I stared at her, thoughts ricocheting in my head: “Who’s she talking to? Me? What’s voice? Who’s a writer? I have nothing to say to these people.”
I cleared my throat and managed to choke out an answer. Then, through some miraculous act, I returned to my body. My mind cleared, and my words flowed in response to their questions.
I described how the best advice I’d ever heard about writing came from Dorothy Parker, who wrote for top magazines including The New Yorker. When asked how to become a good writer, she responded in six words, “Read, read, read, write, write, write,” and took the next question.
I follow her counsel nearly every day.
I talked about a revision strategy Stephen King advocates in his book On Writing: using the delete key. Frequently. It might seem ironic, but Mr. King, a writer who publishes books as thick as dictionaries, cuts his manuscripts daily and then again by at least ten percent after he thinks they’re finished.
After studying his reasoning, I vowed to eliminate bird walks, distractions, any word that doesn’t directly contribute to my story or message — even when they are charming words I labored over and fell in love with.
Strengthening my relationship with the delete key has also strengthened my prose. I now understand George Bernard Shaw who sent a letter to his friend ending with: “I’m sorry this letter is so long.
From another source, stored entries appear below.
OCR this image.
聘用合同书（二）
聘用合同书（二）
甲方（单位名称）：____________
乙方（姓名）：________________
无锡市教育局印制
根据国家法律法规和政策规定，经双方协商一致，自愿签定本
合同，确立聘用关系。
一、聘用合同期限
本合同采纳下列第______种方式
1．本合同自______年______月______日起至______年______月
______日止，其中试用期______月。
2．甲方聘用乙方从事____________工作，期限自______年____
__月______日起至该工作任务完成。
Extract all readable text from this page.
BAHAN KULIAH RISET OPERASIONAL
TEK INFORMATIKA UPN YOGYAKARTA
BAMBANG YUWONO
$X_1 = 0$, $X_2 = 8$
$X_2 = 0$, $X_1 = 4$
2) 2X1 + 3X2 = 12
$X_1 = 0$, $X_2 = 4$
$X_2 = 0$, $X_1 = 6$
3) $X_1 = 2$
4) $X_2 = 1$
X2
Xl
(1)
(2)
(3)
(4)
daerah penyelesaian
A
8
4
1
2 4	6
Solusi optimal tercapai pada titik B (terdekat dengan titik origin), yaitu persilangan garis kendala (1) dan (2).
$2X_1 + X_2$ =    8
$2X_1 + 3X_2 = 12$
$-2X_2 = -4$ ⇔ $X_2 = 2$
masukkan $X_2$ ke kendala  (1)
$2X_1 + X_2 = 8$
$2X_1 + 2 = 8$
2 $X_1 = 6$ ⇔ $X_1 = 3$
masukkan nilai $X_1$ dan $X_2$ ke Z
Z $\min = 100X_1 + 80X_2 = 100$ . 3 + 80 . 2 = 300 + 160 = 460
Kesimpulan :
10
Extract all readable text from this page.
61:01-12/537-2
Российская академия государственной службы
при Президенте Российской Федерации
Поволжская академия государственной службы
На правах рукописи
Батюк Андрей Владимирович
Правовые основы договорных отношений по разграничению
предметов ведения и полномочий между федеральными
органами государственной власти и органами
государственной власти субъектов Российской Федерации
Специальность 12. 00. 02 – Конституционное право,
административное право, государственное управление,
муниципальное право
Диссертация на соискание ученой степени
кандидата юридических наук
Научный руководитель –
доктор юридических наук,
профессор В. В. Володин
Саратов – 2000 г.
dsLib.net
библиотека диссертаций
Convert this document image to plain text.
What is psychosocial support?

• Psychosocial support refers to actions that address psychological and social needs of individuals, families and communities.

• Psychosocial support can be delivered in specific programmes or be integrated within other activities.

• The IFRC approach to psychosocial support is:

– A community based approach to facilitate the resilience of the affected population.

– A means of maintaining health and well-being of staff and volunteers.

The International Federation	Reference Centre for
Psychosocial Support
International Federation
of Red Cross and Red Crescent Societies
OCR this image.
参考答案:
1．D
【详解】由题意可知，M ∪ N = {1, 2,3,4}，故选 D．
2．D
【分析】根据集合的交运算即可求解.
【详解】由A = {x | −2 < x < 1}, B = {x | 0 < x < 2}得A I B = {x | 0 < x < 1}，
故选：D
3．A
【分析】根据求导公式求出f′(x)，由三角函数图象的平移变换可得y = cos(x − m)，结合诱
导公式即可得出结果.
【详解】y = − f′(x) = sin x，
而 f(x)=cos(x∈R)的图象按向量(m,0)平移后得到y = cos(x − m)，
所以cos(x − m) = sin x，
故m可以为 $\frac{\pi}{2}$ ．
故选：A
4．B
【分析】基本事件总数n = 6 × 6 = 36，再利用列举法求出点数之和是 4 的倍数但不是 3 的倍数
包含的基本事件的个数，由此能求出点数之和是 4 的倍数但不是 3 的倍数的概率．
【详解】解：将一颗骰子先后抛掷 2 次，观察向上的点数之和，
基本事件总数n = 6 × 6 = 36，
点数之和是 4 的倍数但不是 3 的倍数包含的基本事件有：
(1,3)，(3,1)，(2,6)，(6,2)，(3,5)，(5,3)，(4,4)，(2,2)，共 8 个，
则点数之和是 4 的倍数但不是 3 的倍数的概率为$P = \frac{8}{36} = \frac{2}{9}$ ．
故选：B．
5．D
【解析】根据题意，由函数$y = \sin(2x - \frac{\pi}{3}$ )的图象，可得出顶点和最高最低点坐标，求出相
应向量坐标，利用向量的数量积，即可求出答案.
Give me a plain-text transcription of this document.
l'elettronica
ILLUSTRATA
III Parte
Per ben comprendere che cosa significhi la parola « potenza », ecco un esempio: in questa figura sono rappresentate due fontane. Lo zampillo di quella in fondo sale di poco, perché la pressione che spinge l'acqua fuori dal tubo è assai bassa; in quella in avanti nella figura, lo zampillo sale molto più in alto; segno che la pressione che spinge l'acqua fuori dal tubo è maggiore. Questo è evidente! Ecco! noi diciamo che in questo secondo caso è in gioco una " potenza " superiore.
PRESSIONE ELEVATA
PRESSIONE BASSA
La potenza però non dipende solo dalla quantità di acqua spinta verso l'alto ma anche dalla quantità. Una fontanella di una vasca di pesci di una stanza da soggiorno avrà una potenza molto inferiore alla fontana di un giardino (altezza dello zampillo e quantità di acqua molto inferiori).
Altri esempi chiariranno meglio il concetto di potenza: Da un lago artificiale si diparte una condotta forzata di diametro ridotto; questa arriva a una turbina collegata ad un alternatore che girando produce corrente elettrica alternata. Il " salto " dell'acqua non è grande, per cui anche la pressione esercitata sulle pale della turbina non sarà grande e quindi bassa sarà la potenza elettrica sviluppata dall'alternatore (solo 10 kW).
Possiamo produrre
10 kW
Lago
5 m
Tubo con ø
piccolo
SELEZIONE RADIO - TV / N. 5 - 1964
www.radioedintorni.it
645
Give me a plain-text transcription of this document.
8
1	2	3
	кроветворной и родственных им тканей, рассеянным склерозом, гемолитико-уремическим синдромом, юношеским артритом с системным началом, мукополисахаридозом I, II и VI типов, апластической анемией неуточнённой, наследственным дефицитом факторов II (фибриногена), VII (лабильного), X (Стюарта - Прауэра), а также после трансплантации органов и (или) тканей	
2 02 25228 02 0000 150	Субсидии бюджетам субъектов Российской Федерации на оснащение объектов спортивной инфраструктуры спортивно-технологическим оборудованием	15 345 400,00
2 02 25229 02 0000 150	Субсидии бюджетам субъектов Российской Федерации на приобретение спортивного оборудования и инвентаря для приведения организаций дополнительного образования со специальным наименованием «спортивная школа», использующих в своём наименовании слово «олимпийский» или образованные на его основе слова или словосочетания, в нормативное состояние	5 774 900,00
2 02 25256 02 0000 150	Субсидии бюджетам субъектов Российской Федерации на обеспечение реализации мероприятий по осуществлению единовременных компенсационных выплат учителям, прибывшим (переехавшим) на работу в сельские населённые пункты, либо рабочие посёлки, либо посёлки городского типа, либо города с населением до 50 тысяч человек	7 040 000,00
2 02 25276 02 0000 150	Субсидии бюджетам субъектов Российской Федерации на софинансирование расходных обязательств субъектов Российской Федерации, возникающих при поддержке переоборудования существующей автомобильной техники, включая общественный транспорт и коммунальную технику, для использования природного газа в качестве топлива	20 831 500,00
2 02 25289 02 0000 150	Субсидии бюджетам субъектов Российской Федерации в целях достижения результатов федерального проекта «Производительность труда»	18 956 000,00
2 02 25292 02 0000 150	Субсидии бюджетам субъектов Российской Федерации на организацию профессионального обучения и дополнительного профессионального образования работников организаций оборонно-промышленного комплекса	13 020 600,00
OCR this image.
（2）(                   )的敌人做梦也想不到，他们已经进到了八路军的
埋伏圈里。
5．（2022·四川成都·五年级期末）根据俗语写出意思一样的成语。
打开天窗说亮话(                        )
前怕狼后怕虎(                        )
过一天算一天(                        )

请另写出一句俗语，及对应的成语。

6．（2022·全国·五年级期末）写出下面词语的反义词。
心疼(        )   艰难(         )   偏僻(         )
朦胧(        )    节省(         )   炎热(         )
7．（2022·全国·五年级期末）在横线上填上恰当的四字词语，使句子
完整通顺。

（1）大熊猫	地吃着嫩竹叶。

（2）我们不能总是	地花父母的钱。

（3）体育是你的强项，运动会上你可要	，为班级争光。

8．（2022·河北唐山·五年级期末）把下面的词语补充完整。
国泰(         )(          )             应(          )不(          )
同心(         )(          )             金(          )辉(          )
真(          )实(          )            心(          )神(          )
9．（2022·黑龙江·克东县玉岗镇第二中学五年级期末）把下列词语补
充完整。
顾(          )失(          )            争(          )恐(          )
I didn’t have time to make it shorter.”
I also told my audience about my fourth-grade students who taught me another writing skill: reading my writing aloud to myself or others before I publish it.
In a safe classroom, most children like to read what they’ve written to their peers and, when doing so, read with conviction. Occasionally, however, a child in my class would grind to a halt, scrutinize what was written, look puzzled, then smile with relief and explain: “Oh, I forgot some words,” or, “I meant to say George did it,” or even, “That doesn’t sound good. I need to fix it.”
We hear flaws more clearly when we read our work aloud, because, when we read silently, no matter how many times, our sly, informed minds supply what is needed; and we think everything is hunky-dory.
I read everything I write aloud: sometimes the entire piece, sometimes only the troublesome parts, but always. My husband calls it my muttering phase.
As I shared with my audience the things I’ve learned by reading, reading, reading and writing, writing, writing, I realized I knew something about the craft of stringing words together in a meaningful way. I was not an imposter.
I suppose all of us who work at something we’re passionate about can fall prey to self-doubt and a loss of confidence. Fortunately, it’s usually fleeting.